Funding for the Green New Deal

“The plan also includes first-time funding, about $20 million/year, for Green New Deal investments to increase the energy efficiency of existing homes and to train workers for Green New Deal jobs. 

“Last August, the Seattle City Council adopted a resolution in support of the Green New Deal, setting forth ambitious climate justice goals for the City. Unfortunately, the resolution was not accompanied by a commitment to fund the Green New Deal. Accordingly, our Tax Amazon movement, led by environmental activists, students, indigenous activists, and rank-and-file union members, beginning in January demanded that a portion of the tax be dedicated toward upgrading tens of thousands of existing homes to meet energy efficiency standards, and toward helping workers train for jobs in the new green economy. Today we have won $20 million/year in funding for the Green New Deal, a historic achievement for Seattle.

Tiny house villages

“The associated emergency COVID-19 funding bill for 2020 includes $3.6 million in funding for up to five new tiny house villages, to be built this year to house people who are living on the street or in shelters. Tiny house villages work. They help people gain stability in their lives, and they help people get into permanent housing. Last fall, working closely with tiny house village residents, the Low Income Housing Institute, Nickelsville, members of Socialist Alternative, and hundreds of activists, through the People’s Budget fight we won $2 million in new funding to expand tiny house villages. More than 500 people signed petitions calling for more tiny house villages, and dozens of tiny house village residents and other advocates showed up to testify at City Council meetings. A group of 43 faith leaders signed a letter to City Council calling for more tiny house villages, and I led a press conference at True Hope Tiny House Village with clergy and residents. Our $2 million victory last fall was a big step forward for tiny house villages, and today’s additional funding represents another step toward our goal of building enough tiny house villages to get everyone in Seattle into a stable shelter, with services and community. 

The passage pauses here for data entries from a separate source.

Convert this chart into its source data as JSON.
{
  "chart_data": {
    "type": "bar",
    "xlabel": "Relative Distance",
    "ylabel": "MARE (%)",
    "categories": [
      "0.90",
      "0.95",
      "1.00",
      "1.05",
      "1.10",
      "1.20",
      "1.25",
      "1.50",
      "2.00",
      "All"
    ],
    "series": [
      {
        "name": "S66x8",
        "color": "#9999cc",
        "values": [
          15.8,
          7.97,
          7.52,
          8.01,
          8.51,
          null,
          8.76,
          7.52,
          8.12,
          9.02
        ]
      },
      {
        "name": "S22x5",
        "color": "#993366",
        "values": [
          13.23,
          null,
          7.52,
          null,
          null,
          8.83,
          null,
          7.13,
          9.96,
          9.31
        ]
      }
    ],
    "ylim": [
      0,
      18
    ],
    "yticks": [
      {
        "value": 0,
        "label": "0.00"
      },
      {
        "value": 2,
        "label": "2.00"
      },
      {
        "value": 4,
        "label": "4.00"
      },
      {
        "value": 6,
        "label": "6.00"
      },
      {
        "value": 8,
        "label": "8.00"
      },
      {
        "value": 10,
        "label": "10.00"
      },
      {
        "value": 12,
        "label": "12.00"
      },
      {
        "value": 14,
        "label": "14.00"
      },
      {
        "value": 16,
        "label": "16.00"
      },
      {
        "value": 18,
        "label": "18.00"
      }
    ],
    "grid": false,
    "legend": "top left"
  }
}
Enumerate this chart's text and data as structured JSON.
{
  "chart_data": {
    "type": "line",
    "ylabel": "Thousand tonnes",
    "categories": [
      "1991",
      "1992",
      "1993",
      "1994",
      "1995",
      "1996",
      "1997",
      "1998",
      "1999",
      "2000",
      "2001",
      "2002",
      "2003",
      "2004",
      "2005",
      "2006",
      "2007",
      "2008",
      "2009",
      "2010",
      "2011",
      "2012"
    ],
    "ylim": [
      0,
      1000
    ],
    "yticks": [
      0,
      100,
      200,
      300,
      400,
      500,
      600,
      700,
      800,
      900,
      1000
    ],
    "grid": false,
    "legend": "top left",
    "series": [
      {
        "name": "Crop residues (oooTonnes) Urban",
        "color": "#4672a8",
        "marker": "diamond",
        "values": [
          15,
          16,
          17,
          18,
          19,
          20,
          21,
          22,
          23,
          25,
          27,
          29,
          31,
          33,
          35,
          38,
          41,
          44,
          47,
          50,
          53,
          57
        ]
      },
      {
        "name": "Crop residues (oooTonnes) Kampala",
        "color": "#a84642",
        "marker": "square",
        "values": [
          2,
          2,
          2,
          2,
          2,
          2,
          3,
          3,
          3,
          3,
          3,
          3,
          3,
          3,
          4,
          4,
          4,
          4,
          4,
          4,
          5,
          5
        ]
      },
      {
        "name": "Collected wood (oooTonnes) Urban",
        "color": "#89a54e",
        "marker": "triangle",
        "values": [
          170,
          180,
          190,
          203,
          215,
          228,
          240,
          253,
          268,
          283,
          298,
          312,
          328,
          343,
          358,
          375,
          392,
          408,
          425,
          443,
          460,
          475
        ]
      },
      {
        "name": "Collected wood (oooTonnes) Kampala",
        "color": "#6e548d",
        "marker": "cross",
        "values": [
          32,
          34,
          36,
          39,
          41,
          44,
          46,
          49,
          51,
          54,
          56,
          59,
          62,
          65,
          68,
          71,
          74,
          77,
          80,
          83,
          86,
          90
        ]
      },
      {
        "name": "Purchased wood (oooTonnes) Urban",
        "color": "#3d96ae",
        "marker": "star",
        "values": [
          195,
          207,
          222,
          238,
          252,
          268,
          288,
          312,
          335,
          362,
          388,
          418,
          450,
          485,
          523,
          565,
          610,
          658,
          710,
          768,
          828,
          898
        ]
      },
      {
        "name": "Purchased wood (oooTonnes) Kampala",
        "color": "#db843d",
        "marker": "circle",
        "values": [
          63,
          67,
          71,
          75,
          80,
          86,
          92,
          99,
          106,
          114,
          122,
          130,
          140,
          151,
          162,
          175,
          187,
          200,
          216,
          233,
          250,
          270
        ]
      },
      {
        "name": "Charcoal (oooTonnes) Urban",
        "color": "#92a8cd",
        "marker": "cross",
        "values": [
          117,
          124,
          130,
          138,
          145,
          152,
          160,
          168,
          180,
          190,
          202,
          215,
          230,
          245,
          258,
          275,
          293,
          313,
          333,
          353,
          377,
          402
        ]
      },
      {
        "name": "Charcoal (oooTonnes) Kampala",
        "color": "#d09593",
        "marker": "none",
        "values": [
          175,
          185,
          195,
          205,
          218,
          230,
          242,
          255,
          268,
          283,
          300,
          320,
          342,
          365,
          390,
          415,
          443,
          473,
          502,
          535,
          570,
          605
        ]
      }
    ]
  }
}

Next steps for our movement

“Our movement’s victory today, as with all struggles for justice under capitalism, is the outcome of the balance of forces between ordinary working people and the big-business-aligned political establishment. This also shows the urgent need to continue to build independent, democratically-organized movements with accountable leadership.

“We need to continue fighting forward from here for more funding to reverse racist gentrification, through the 2020 budget this summer, and the 2021 budget debate that will begin in September. Our People’s Budget, which is organized in part by my socialist Council office, also will be fighting to defund the police by at least 50 percent, stopping the inhumane sweeps of our homeless neighbors, and building more tiny house villages to get people off the streets and into stable shelter communities with privacy and dignity.”